Bien sûr l’essentiel de cette vision géométrique est traduite par le terme qu’il a forgé de géométrie fractale. Il ne faut pas chercher à définir une fractale, c’est juste un objet à étudier dans le cadre de la géométrie fractale. Et la géométrie fractale est un champ mathématique dont avant Benoît, on connaissait bien certaines fleurs, des arbres singuliers et des fruits savoureux, mais à l’état sauvage, ou cultivé dans des petits jardins. C’est Benoît qui a ouvert le champ en en montrant l’étendue des applications et en lui donnant un nom. La création du vocable est inséparable du concept, et Benoît avait une sorte de génie de la langue, pour faire accéder les fleurs singulières à la civilisation. Les exemples auxquels je pense sont « le flocon de neige » à la place « la courbe de Von Koch » et surtout « l’escalier du diable » au lieu de « la fonction de Lebesgue construite sur l’ensemble triadique de Cantor ».
Il faudra dire par ailleurs l’influence de l’œuvre de Benoît en mathématiques et dans les sciences en général. Je me suis borné à écrire ce que l’annonce de sa mort a fait surgir dans mon esprit. Au cours de ma vie, j’ai appris à mesurer la place des grandes idées comparées à celle de l’habileté et des techniques. Benoît avait de grandes idées et de belles visions, qui donneront pendant longtemps du travail à faire aux mathématiciens et à d’autres. Je crois que l’avenir reconnaîtra sa place unique dans la science plus et mieux qu’on ne l’a fait jusqu’aujourd’hui.
18h19
Remercions Jean-Pierre Kahane pour ces mots si émouvants, et qui, venant de l’un des mathématiciens les plus proches de Benoit Mandelbrot, nous font très chaud au coeur.

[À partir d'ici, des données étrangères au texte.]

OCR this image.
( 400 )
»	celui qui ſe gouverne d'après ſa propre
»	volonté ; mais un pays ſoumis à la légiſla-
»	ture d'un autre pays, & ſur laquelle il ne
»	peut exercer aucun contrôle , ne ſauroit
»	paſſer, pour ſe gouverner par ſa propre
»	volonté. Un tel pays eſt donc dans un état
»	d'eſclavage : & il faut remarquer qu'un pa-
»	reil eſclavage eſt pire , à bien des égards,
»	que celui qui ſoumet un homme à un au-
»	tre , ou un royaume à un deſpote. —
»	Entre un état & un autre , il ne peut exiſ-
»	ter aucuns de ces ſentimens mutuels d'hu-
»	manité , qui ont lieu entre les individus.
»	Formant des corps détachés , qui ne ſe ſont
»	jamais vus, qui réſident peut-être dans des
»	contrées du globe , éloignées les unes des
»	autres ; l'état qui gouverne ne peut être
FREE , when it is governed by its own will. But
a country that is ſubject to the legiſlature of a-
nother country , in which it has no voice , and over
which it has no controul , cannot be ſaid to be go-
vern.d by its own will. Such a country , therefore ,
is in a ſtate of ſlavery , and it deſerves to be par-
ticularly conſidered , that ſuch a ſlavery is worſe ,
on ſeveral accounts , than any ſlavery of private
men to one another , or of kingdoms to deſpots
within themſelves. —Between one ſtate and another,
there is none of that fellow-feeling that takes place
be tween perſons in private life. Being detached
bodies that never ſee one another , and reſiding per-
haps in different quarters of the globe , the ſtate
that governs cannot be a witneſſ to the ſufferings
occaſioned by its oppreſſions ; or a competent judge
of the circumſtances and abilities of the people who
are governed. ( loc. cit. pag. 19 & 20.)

Je ressens moi aussi son départ comme un immense vide, tant sur le plan personnel que scientifique. J’ai eu la chance de collaborer avec Benoit Mandelbrot, et je peux également attester de sa très grande générosité. Une simple conversation était l’occasion pour lui de lancer à son interlocuteur quantité d’idées, d’intuitions, de pistes dans les directions les plus variées. Auparavant, comme de très nombreux collègues, je l’avais rencontré par l’intermédiaire de ses livres, best-sellers déroutants pour le jeune étudiant trop habitué à la forme si classique des livres de mathématiques usuels, mais véritables cavernes d’Ali-Baba, et qui expriment si bien sa personalité: sa façon de concevoir la science se reflétait dans son écriture, mettant l’accent sur les phénomènes les plus concrets, et guidée par une prodigieuse intuition géométrique, qui faisait de lui un visionnaire hors du commun. Il avait d’ailleurs su forger des lunettes prodigieuses pour seconder cette vision: il fut pionnier dans l’utilisation de l’informatique comme outil d’expérimentation mathématique.
Jean-Pierre Kahane fait allusion au fait que Benoit Mandelbrot n’a pas reçu une reconnaissance à la hauteur de son mérite, manque tout relatif d’ailleurs puisque, si les plus hautes distinctions lui ont été refusées en France, ce ne fut pas le cas sur le plan international: prix Wolf, prix du Japon…. nul n’est prophète en son pays! J’avancerai une explication: Benoît Mandelbrot ne s’est jamais cantonné à une seule discipline, et sa façon même de concevoir la science l’a amené à s’intéresser aux domaines les plus divers. Dans chacun, il a souvent été perçu comme un intrus, l’étranger qui vient soudain dire aux spécialistes là ou ils se trompent et leur montre, sous leurs yeux, la pépite qu’ils n’avaient jamais su voir. Comment s’étonner dès lors que ces « spécialistes’’ soient furieusement agacés par une telle personnalité?
Pour moi, Benoît Mandelbrot était le dernier Grand Pontife de la science, « pontife’’ étant compris au sens étymologique de « celui qui construit des ponts’’, peut-être la préoccupation la plus importante pour des scientifiques.
21h36
«Every man dies. Not every man iterates towards infinity.»